For some reason, the idea that I am exactly what God intended has always been hard for me to grasp. I've always thought that I should be smarter, funnier, more outgoing, more athletic, and most importantly, more spiritual. I always felt like everyone else had a better understanding of God and a better relationship with God than I did. I always believed that I was missing something. I believed that when my friends at summer camp would pray to God, that they heard his voice respond to them just like I can hear your voice. I thought there must be something wrong with me that I never could hear God's voice. I'm not all there yet, I'm thinking and praying and learning and working through this relationship with God, but I AM thinking and praying and learning and working through it and that's something.
 
Like a much-needed rain in the dessert, a book club / Bible study has landed in my lap recently. I talked with a couple of friends in the last two years about getting a group of my peers together to talk about how God's teachings apply to our lives today, in today's world. I wasn't necessarily interested in studying the Bible, but moreso in talking about how we as women, as mothers, daughters, wives, living in this decade, can apply God's word and Jesus's teachings to our own lives, in this modern day world, which is such a different place than the worlds that existed when the different parts of Bible were recorded. Then shortly after I picked up that book again,  A Purpose Driven Life: What On Earth Am I Here For?  I got an email from a friend inviting me to join a Bible Study, that turned out to be more of a Christian book club, focusing on just one book,  The Search for Significance: Getting a Glimpse of Your True Worth Through God's Eyes.

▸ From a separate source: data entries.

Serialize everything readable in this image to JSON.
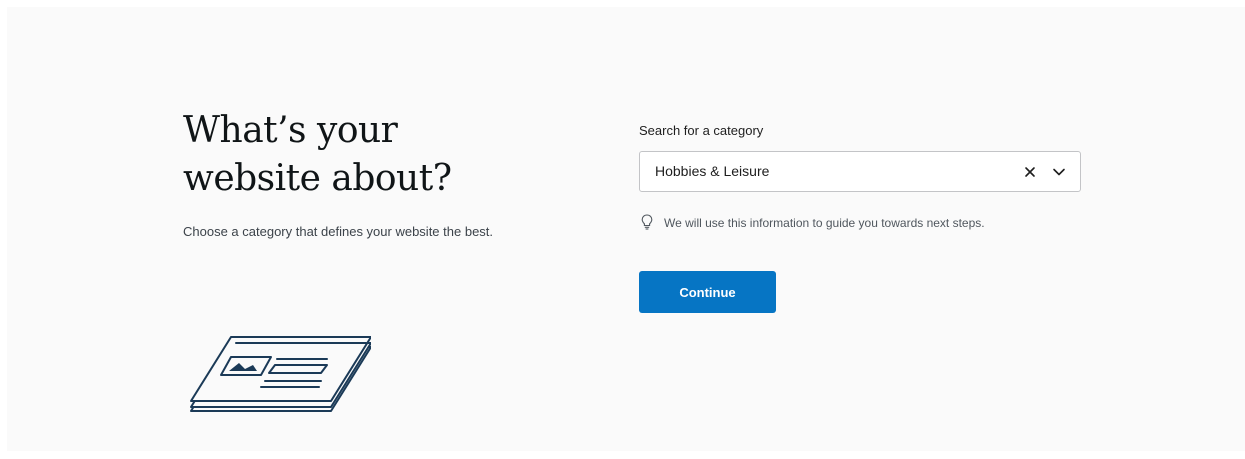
{
  "heading": {
    "line1": "What’s your",
    "line2": "website about?"
  },
  "subtitle": "Choose a category that defines your website the best.",
  "category_field": {
    "label": "Search for a category",
    "selected_value": "Hobbies & Leisure",
    "clear_icon": "close-icon",
    "dropdown_icon": "chevron-down-icon"
  },
  "hint": {
    "icon": "lightbulb-icon",
    "text": "We will use this information to guide you towards next steps."
  },
  "continue_button": {
    "label": "Continue"
  },
  "illustration": {
    "icon": "website-layout-illustration"
  },
  "colors": {
    "background": "#fafafa",
    "primary_button": "#0675c4",
    "illustration_stroke": "#1b3a57",
    "heading_text": "#101517"
  }
}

Honestly? I believe God knew just what I needed and when I needed it and brought it right to me!
 
 
The group meets once per month and we study a couple of chapters at a time, so rather than a traditional book club that might meet once or twice on one book and then move onto another, the focus of this group is solely on this book and our relationship with ourselves and seeing our true worth through God's eyes. It's popular, let me tell you. I think there are close to 30 people, which to be honest with you, is a little much for me. I prefer a group of 6-8 and although my tendency is to say this is too many people and I have a lot going on and I don't know if it's the right group for me, I definitely felt God in that room and heard him speaking through some of the other people there and know that it IS in fact the place for me. I belong there. So I will be participating and I am reading and I am learning and growing with God already.
 
So... no, I'm not the leader of the Sunday school program and I can't recite a favorite Bible verse and I don't go to Church every Sunday, but I do hear God and I see God and I feel God when I see the sunset over our farm, when I watch my kids sleeping peacefully, when I feel the warm rain pouring down on me, when I try to sing Amazing Grace and can't because of the lump in my throat, and I continue to seek God. I always thought that I was already supposed to know God and the more I seek God the more I believe that what God really wants is not for us to KNOW him, but to WANT to know him, to seek him. I don't know if I'm right, but I am who God made me to be, and that's pretty awesome.
 
 
Source: unknown
  
     

1 comment:

Big Sis said...

Isn't it great when you feel like you are in the right place for you? I might have to look that book up. Your post is a good reminder to love each and every day.